Memory layout of objects and GC bits
An opaque tag is stored in the front of GC managed objects, and its lowest two bits are used for garbage collection. The lowest bit is set for marked objects and the second lowest bit stores age information (e.g. it's only set for old objects).
Objects are aligned by a multiple of 4 bytes to ensure this pointer tagging is legal.
Pool allocation
Sufficiently small objects (up to 2032 bytes) are allocated on per-thread object pools.
A three-level tree (analogous to a three-level page-table) is used to keep metadata (e.g. whether a page has been allocated, whether contains marked objects, number of free objects etc.) about address ranges spanning at least one page. Sweeping a pool allocated object consists of inserting it back into the free list maintained by its pool.
Malloc'd arrays and big objects
Two lists are used to keep track of the remaining allocated objects: one for sufficiently large malloc'd arrays (mallocarray_t
) and one for sufficiently large objects (bigval_t
).
Sweeping these objects consists of unlinking them from their list and calling free
on the corresponding address.
Generational and remembered sets
Field writes into old objects trigger a write barrier if the written field points to a young object and if a write barrier has not been triggered on the old object yet. In this case, the old object being written to is enqueued into a remembered set, and its mark bit is set to indicate that a write barrier has already been triggered on it.
There is no explicit flag to determine whether a marking pass will scan the entire heap or only through young objects and remembered set. The mark bits of the objects themselves are used to determine whether a full mark happens. The mark-sweep algorithm follows this sequence of steps:
- Objects in the remembered set have their GC mark bits reset
(these are set once write barrier is triggered, as described above) and are enqueued.
Roots (e.g. thread locals) are enqueued.
Object graph is traversed and mark bits are set.

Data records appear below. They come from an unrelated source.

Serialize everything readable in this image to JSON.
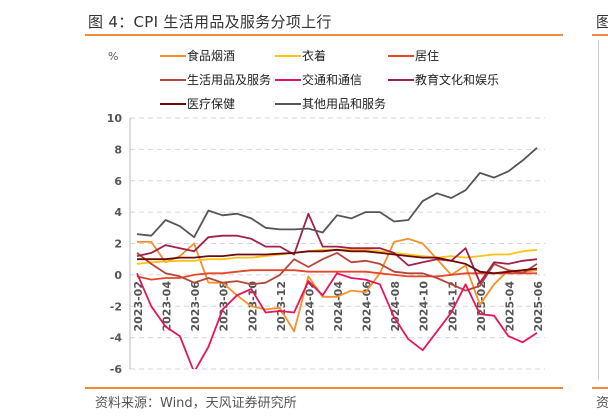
{
  "header": {
    "title": "图 4：CPI 生活用品及服务分项上行",
    "next_panel_title": "图"
  },
  "footer": {
    "source": "资料来源：Wind，天风证券研究所",
    "next_panel_source": "资"
  },
  "chart_data": {
    "type": "line",
    "title": "图 4：CPI 生活用品及服务分项上行",
    "ylabel": "%",
    "xlabel": "",
    "ylim": [
      -6,
      10
    ],
    "yticks": [
      10,
      8,
      6,
      4,
      2,
      0,
      -2,
      -4,
      -6
    ],
    "grid": "horizontal dashed",
    "legend": "top",
    "x": [
      "2023-02",
      "2023-03",
      "2023-04",
      "2023-05",
      "2023-06",
      "2023-07",
      "2023-08",
      "2023-09",
      "2023-10",
      "2023-11",
      "2023-12",
      "2024-01",
      "2024-02",
      "2024-03",
      "2024-04",
      "2024-05",
      "2024-06",
      "2024-07",
      "2024-08",
      "2024-09",
      "2024-10",
      "2024-11",
      "2024-12",
      "2025-01",
      "2025-02",
      "2025-03",
      "2025-04",
      "2025-05",
      "2025-06"
    ],
    "xtick_labels": [
      "2023-02",
      "2023-04",
      "2023-06",
      "2023-08",
      "2023-10",
      "2023-12",
      "2024-02",
      "2024-04",
      "2024-06",
      "2024-08",
      "2024-10",
      "2024-12",
      "2025-02",
      "2025-04",
      "2025-06"
    ],
    "series": [
      {
        "name": "食品烟酒",
        "color": "#F7902A",
        "values": [
          2.1,
          2.1,
          0.8,
          1.2,
          2.0,
          -0.5,
          -0.5,
          -1.3,
          -2.0,
          -2.2,
          -2.1,
          -3.6,
          -0.1,
          -1.4,
          -1.4,
          -1.0,
          -1.1,
          0.1,
          2.1,
          2.3,
          2.0,
          1.0,
          0.0,
          0.6,
          -1.9,
          -0.6,
          0.3,
          0.2,
          0.3
        ]
      },
      {
        "name": "衣着",
        "color": "#FFC21A",
        "values": [
          0.7,
          0.8,
          0.85,
          0.9,
          0.9,
          1.0,
          1.0,
          1.1,
          1.1,
          1.2,
          1.3,
          1.4,
          1.5,
          1.6,
          1.6,
          1.6,
          1.6,
          1.5,
          1.4,
          1.3,
          1.2,
          1.1,
          1.2,
          1.1,
          1.2,
          1.3,
          1.3,
          1.5,
          1.6
        ]
      },
      {
        "name": "居住",
        "color": "#E8452A",
        "values": [
          -0.1,
          -0.3,
          -0.2,
          -0.2,
          0.0,
          0.1,
          0.1,
          0.2,
          0.3,
          0.3,
          0.3,
          0.3,
          0.2,
          0.2,
          0.2,
          0.2,
          0.2,
          0.1,
          0.0,
          -0.1,
          -0.1,
          -0.1,
          0.0,
          0.1,
          0.1,
          0.1,
          0.1,
          0.1,
          0.1
        ]
      },
      {
        "name": "生活用品及服务",
        "color": "#B5473A",
        "values": [
          1.4,
          0.7,
          0.1,
          -0.1,
          -0.5,
          -0.2,
          -0.5,
          -0.4,
          -0.6,
          -0.5,
          0.0,
          1.0,
          0.5,
          1.0,
          1.4,
          0.8,
          0.9,
          0.7,
          0.2,
          0.1,
          0.1,
          -0.2,
          -0.6,
          -1.0,
          -0.7,
          0.7,
          0.3,
          0.1,
          0.7
        ]
      },
      {
        "name": "交通和通信",
        "color": "#E8135C",
        "values": [
          0.1,
          -2.0,
          -3.3,
          -3.9,
          -6.2,
          -4.6,
          -2.2,
          -1.3,
          -0.9,
          -2.4,
          -2.3,
          -2.4,
          -0.4,
          -1.3,
          0.1,
          -0.2,
          -0.3,
          -0.6,
          -2.7,
          -4.1,
          -4.8,
          -3.6,
          -2.4,
          -0.6,
          -2.5,
          -2.6,
          -3.9,
          -4.3,
          -3.7
        ]
      },
      {
        "name": "教育文化和娱乐",
        "color": "#A3204C",
        "values": [
          1.2,
          1.4,
          1.9,
          1.7,
          1.5,
          2.4,
          2.5,
          2.5,
          2.3,
          1.8,
          1.8,
          1.3,
          3.9,
          1.8,
          1.8,
          1.7,
          1.7,
          1.7,
          1.4,
          0.6,
          0.8,
          1.0,
          0.9,
          1.7,
          -0.5,
          0.8,
          0.7,
          0.9,
          1.0
        ]
      },
      {
        "name": "医疗保健",
        "color": "#6B0A0A",
        "values": [
          1.0,
          1.0,
          1.0,
          1.1,
          1.1,
          1.2,
          1.2,
          1.3,
          1.3,
          1.3,
          1.35,
          1.4,
          1.5,
          1.5,
          1.6,
          1.5,
          1.5,
          1.4,
          1.3,
          1.2,
          1.1,
          1.1,
          0.9,
          0.7,
          0.2,
          0.1,
          0.2,
          0.3,
          0.4
        ]
      },
      {
        "name": "其他用品和服务",
        "color": "#555555",
        "values": [
          2.6,
          2.5,
          3.5,
          3.1,
          2.4,
          4.1,
          3.8,
          3.9,
          3.6,
          3.0,
          2.9,
          2.9,
          2.95,
          2.7,
          3.8,
          3.6,
          4.0,
          4.0,
          3.4,
          3.5,
          4.7,
          5.2,
          4.9,
          5.4,
          6.5,
          6.2,
          6.6,
          7.3,
          8.1
        ]
      }
    ]
  }
}
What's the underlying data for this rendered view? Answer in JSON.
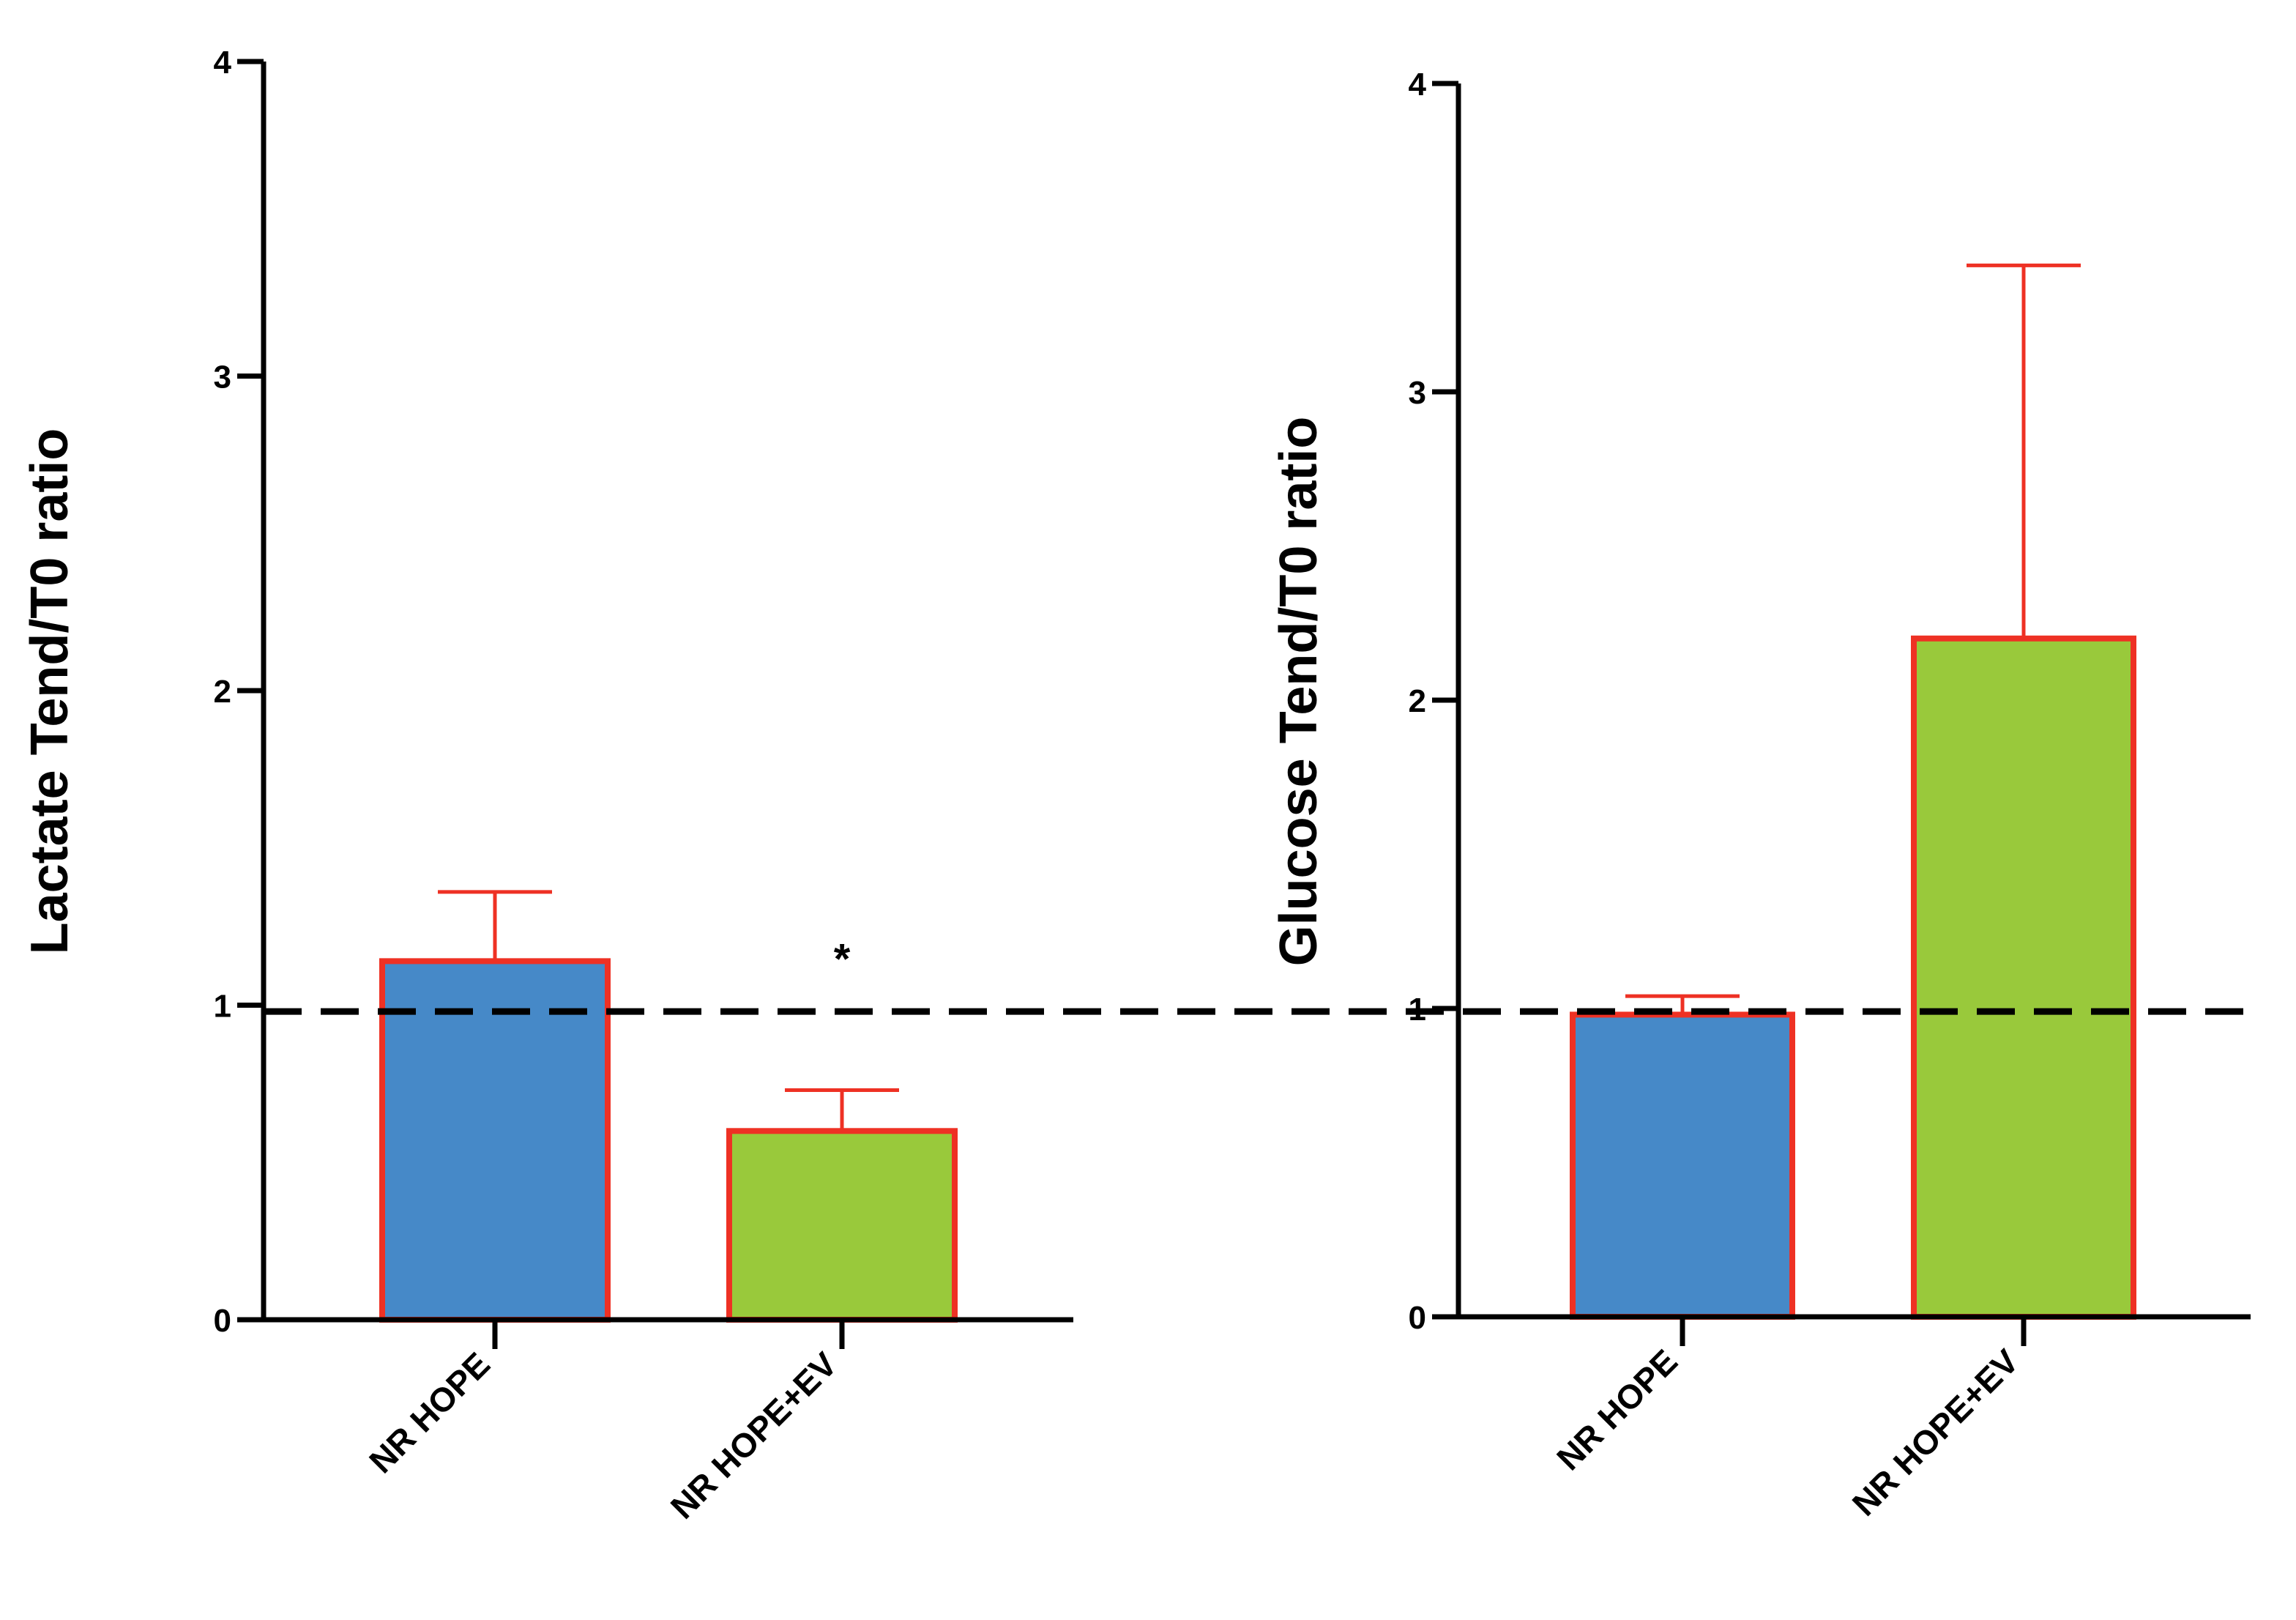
{
  "colors": {
    "series": [
      "#4689C8",
      "#99C93B"
    ],
    "bar_edge": "#EE3124",
    "error_bar": "#EE3124",
    "axis": "#000000",
    "reference_line": "#000000"
  },
  "chart_data": [
    {
      "type": "bar",
      "title": "",
      "xlabel": "",
      "ylabel": "Lactate Tend/T0 ratio",
      "categories": [
        "NR HOPE",
        "NR HOPE+EV"
      ],
      "values": [
        1.14,
        0.6
      ],
      "error_upper": [
        1.36,
        0.73
      ],
      "ylim": [
        0,
        4
      ],
      "yticks": [
        "0",
        "1",
        "2",
        "3",
        "4"
      ],
      "reference_line": 0.98,
      "annotations": [
        {
          "text": "*",
          "category": "NR HOPE+EV"
        }
      ]
    },
    {
      "type": "bar",
      "title": "",
      "xlabel": "",
      "ylabel": "Glucose Tend/T0 ratio",
      "categories": [
        "NR HOPE",
        "NR HOPE+EV"
      ],
      "values": [
        0.98,
        2.2
      ],
      "error_upper": [
        1.04,
        3.41
      ],
      "ylim": [
        0,
        4
      ],
      "yticks": [
        "0",
        "1",
        "2",
        "3",
        "4"
      ],
      "reference_line": 0.98,
      "annotations": []
    }
  ]
}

Object pools, malloc'd arrays and big objects are sweeped. On a full sweep,
the mark bits of all marked objects are reset. On a generational sweep, only the mark bits of marked young objects are reset.
- Mark bits of objects in the remembered set are set,
so we don't trigger the write barrier on them again.
After these stages, old objects will be left with their mark bits set, so that references from them are not explored in a subsequent generational collection. This scheme eliminates the need of explicitly keeping a flag to indicate a full mark (though a flag to indicate a full sweep is necessary).
Heuristics
GC heuristics tune the GC by changing the size of the allocation interval between garbage collections. If a GC was unproductive, then we increase the size of the allocation interval to allow objects more time to die. If a GC returns a lot of space we can shrink the interval. The goal is to find a steady state where we are allocating just about the same amount as we are collecting.